🤖 AI Summary
This study addresses the prevalent inconsistency between methodological descriptions in bioinformatics papers and their corresponding software implementations by formally defining and systematically investigating the paper–code consistency detection task. We introduce BioCon, the first expert-annotated benchmark dataset for this purpose, and propose a cross-modal consistency detection framework that aligns sentences from papers with code functions through unified input representations, mixed negative sampling, and a fused weighted focal loss within a pretrained language model. This approach effectively mitigates challenges posed by class imbalance and hard negative samples. Evaluated on BioCon, our method achieves an accuracy of 0.9056 and an F1 score of 0.8011, substantially advancing automated reproducibility assessment in computational biology.
📝 Abstract
Ensuring consistency between research papers and their corresponding software implementations is fundamental to software reliability and scientific reproducibility. However, this problem remains underexplored, particularly in the domain of bioinformatics, where discrepancies between methodological descriptions in papers and their actual code implementations are prevalent. To address this gap, this paper introduces a new task, namely paper-code consistency detection, and curates a collection of 48 bioinformatics software projects along with their associated publications. We systematically align sentence-level algorithmic descriptions from papers with function-level code snippets.

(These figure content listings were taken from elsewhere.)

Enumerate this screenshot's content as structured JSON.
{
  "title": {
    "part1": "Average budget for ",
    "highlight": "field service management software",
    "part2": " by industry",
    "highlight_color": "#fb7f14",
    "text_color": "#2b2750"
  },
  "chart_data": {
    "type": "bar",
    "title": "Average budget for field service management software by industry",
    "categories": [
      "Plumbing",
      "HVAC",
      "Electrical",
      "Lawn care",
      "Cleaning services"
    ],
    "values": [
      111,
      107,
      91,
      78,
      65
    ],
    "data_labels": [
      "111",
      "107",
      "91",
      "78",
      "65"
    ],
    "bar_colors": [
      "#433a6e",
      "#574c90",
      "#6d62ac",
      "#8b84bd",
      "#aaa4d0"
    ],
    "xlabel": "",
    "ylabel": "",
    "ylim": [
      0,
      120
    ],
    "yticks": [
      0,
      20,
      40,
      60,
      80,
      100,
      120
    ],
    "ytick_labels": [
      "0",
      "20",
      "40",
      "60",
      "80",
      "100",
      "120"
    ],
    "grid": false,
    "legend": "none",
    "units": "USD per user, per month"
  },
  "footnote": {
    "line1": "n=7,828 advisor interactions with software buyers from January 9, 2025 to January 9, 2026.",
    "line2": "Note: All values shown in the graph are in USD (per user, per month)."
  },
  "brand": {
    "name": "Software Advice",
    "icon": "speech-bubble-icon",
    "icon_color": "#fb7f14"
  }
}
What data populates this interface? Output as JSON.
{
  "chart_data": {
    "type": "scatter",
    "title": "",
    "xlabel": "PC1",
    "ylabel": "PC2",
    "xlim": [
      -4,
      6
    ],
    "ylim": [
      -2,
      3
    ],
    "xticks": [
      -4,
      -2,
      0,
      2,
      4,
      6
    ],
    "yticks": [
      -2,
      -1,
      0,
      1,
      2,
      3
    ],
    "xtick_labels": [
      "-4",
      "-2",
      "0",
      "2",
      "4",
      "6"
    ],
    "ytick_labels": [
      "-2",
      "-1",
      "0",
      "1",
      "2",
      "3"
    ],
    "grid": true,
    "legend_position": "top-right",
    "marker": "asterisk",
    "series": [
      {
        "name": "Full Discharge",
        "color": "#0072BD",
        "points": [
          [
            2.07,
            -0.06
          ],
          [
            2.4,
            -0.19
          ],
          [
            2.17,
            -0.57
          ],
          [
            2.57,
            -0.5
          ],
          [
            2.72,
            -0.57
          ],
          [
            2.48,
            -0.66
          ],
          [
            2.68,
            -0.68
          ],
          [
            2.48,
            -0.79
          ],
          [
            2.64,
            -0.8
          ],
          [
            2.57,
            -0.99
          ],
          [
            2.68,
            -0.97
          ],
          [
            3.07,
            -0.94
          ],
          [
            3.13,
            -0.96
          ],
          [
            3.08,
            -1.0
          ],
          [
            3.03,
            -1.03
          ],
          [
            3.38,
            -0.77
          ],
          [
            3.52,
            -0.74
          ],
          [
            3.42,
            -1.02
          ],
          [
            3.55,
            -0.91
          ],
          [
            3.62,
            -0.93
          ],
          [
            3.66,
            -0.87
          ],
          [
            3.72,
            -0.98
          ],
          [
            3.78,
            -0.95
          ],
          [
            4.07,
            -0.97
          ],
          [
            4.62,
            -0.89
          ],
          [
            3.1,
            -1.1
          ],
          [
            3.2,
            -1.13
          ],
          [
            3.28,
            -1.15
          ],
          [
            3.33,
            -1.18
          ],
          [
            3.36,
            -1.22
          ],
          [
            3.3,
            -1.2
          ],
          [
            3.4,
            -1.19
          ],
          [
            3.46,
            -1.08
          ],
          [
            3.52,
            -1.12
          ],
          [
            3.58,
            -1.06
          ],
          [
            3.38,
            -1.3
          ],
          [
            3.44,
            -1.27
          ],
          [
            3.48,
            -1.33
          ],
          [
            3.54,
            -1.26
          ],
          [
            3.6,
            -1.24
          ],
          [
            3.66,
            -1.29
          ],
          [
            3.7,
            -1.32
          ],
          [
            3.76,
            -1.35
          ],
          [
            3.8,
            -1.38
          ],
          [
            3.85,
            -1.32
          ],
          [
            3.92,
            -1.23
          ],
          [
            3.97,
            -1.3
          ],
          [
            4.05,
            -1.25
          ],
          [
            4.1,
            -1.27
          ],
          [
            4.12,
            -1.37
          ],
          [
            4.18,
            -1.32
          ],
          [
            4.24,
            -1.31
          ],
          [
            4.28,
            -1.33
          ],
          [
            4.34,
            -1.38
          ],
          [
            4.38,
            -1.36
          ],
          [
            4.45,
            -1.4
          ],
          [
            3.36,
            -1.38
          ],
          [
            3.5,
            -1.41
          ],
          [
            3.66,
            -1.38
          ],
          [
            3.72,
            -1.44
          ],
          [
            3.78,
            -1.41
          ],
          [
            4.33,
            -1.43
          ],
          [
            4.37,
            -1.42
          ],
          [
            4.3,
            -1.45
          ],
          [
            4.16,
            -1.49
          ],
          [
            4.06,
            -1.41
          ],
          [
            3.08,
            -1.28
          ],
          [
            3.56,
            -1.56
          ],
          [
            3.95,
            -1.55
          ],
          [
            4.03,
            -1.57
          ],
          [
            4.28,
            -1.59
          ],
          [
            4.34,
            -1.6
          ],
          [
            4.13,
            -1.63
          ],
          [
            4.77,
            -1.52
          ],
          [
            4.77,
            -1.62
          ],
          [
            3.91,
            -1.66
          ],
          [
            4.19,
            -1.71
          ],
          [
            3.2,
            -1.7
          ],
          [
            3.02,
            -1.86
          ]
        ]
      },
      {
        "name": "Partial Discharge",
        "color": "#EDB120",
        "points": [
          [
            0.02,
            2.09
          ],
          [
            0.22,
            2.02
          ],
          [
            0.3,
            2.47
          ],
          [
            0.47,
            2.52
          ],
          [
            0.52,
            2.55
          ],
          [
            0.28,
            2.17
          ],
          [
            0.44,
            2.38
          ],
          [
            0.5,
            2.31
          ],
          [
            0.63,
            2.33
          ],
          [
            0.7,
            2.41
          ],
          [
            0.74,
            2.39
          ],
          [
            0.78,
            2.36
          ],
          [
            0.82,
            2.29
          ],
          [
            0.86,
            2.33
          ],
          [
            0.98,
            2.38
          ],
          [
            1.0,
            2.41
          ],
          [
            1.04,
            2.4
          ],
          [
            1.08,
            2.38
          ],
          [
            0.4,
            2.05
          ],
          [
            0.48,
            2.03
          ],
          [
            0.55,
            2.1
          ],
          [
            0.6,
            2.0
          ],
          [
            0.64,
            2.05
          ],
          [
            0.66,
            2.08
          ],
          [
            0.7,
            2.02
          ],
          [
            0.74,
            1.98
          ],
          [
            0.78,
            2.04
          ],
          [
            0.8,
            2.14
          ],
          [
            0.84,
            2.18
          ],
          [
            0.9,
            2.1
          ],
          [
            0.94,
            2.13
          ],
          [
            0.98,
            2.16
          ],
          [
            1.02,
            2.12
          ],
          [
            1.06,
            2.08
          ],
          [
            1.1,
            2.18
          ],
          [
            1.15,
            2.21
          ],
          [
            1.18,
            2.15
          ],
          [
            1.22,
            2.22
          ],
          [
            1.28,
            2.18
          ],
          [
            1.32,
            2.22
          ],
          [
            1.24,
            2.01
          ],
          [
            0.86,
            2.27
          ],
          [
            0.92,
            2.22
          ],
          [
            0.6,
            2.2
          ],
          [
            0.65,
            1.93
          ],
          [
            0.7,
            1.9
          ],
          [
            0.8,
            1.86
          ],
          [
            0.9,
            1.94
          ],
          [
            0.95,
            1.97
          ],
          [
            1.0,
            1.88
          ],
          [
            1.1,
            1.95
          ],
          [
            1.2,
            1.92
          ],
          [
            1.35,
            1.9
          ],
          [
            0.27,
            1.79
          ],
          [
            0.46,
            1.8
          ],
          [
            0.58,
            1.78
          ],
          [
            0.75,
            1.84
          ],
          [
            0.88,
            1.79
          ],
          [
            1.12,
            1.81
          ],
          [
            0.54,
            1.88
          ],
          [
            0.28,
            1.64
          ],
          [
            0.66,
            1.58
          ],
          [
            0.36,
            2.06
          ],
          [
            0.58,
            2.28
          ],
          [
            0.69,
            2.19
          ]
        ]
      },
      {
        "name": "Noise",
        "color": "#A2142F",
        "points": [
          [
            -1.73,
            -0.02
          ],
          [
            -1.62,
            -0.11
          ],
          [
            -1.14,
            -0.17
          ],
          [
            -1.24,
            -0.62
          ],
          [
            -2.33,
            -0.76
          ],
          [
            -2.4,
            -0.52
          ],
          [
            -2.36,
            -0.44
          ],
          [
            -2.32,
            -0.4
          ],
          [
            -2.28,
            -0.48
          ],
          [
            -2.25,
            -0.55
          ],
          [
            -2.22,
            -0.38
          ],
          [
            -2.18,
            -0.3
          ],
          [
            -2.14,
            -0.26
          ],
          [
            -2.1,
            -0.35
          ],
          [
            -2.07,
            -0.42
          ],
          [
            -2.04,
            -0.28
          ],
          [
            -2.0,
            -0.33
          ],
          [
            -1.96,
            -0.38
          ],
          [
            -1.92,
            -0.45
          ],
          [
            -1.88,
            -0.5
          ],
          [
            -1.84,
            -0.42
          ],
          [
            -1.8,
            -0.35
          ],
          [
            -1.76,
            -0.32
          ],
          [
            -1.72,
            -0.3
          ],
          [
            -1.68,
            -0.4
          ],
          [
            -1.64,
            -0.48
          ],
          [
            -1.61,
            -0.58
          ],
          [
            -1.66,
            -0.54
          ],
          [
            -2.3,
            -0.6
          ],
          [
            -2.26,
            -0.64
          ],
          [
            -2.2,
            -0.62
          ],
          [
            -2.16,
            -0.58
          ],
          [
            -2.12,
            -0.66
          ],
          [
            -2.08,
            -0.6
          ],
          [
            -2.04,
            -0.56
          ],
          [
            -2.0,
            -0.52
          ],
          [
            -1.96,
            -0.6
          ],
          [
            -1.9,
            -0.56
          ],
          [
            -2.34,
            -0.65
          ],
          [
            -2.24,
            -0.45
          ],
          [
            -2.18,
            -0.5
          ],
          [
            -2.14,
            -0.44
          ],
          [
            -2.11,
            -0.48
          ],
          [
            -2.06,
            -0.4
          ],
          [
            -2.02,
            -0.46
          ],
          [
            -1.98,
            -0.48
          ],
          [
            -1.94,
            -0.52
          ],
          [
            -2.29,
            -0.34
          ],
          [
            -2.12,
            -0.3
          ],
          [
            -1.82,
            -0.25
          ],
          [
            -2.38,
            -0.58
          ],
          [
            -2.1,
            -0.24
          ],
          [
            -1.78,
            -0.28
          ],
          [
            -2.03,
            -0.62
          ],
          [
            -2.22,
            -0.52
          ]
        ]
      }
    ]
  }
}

Combined with expert annotations and a hybrid negative sampling strategy, we construct the first benchmark dataset in the bioinformatics domain tailored to this task, termed BioCon. Based on this benchmark, we further propose a cross-modal consistency detection framework designed to model the semantic relationships between natural language descriptions and code implementations. The framework adopts a unified input representation and leverages pre-trained models to capture deep semantic alignment between papers and code. To mitigate the effects of class imbalance and hard samples, we incorporate a weighted focal loss to enhance model robustness. Experimental results demonstrate that our framework effectively identifies consistency between papers and code in bioinformatics, achieving an accuracy of 0.9056 and an F1 score of 0.8011. Overall, this study opens a new research direction for paper-code consistency analysis and lays the foundation for automated reproducibility assessment and cross-modal understanding in scientific software.